Women Talking Dirty Review
In her first year at Edinburgh University, Cora O'Brien (Helena Bonham Carter) is made pregnant and abandoned by her boyfriend. One night in a pub, she meets Ellen (Gina McKee), an art student. One night Cora rings Ellen, but Ellen's philandering husband Daniel (James Purefoy) answers the phone. Daniel then goes to the pub where Cora is alone, introduces himself as "Freddy". They end up in bed together. Later, Cora finds out she is pregnant - and only then does she find out who "Freddy" really is. And what can she tell Ellen?
Women Talking Dirty, adapted from her own novel by Isla Dewar, is the first film from Elton John's production company Rocket Pictures. (He served as executive producer and wrote the score.) The film is essentially a female buddy movie. The two-year lag between copyright date and release date might lead you to expect the worst, but once you get over the shock of Helena Bonham Carter in a silly hairstyle and a none-too-convincing Scottish accent it's watchable enough but undistinguished. Gina McKee comes off a lot better as the shy, artistic Ellen, but it's clear that both actresses are too old for their roles (from early to mid twenties).

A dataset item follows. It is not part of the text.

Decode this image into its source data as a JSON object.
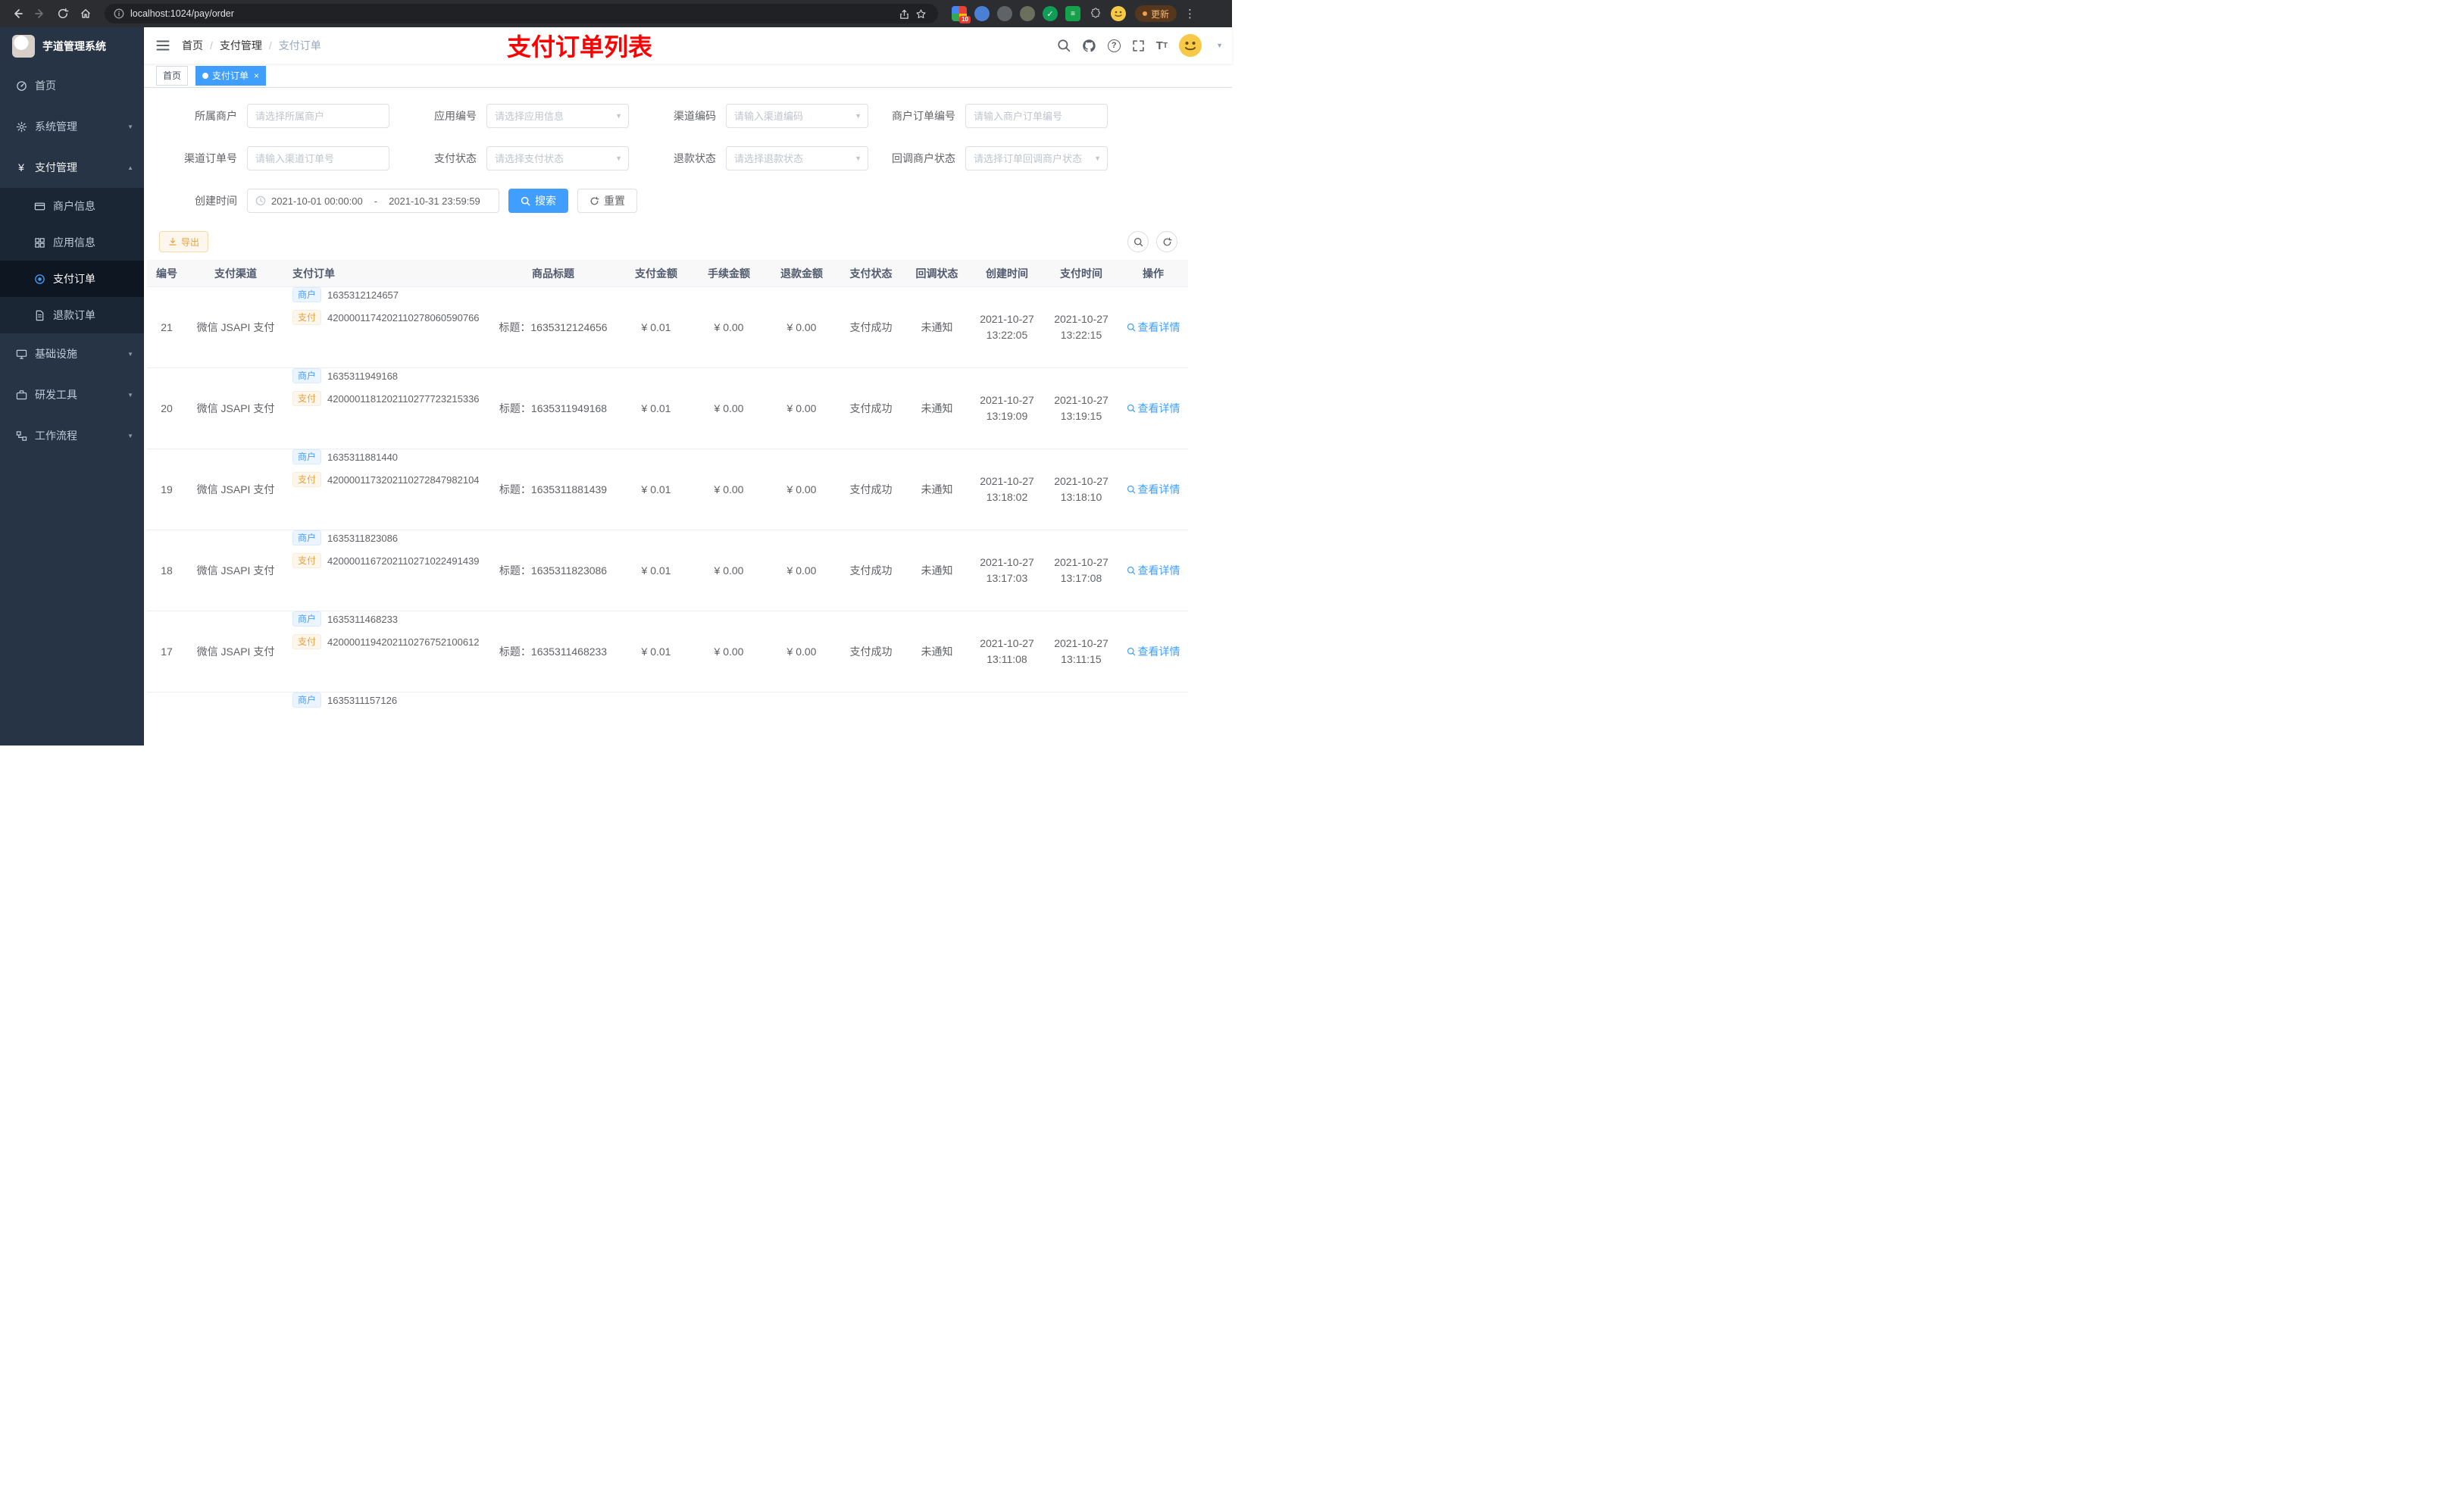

Miscasting aside, the major problem – as with so many British films – is an underdeveloped script, with characters seeming to come out of nowhere. (Kenneth Cranham and Richard Wilson, as a gay couple, seem to have lost their introductory scene.) Maybe it's the usual problem of trying to cram in a full-length novel into an hour and a half: the film, much of it told in flashback from a fateful dinner party, seems sketchy. It's none too realistic, either: Cora is clearly living beyond her means as an unemployed single mother, and the plot hinges on Daniel leaving his gambling winnings hidden in a sofa instead of taking them with him.
I haven't seen Stella Does Tricks, the debut film of director Coky Giedroyc. (She's the older sister of comedian/TV presenter Mel Giedroyc, by the way.) Her work here is competent enough, and is given a boost from Brian Tufano's camerawork, which gives the film some visual flair on its obviously low budget. Add some attractive location shots of Edinburgh, and you get a film which will pass an hour and a half amiably enough (except for many male viewers who will no doubt boycott an out-and-out "women's movie" like this) but isn't especially distinguished.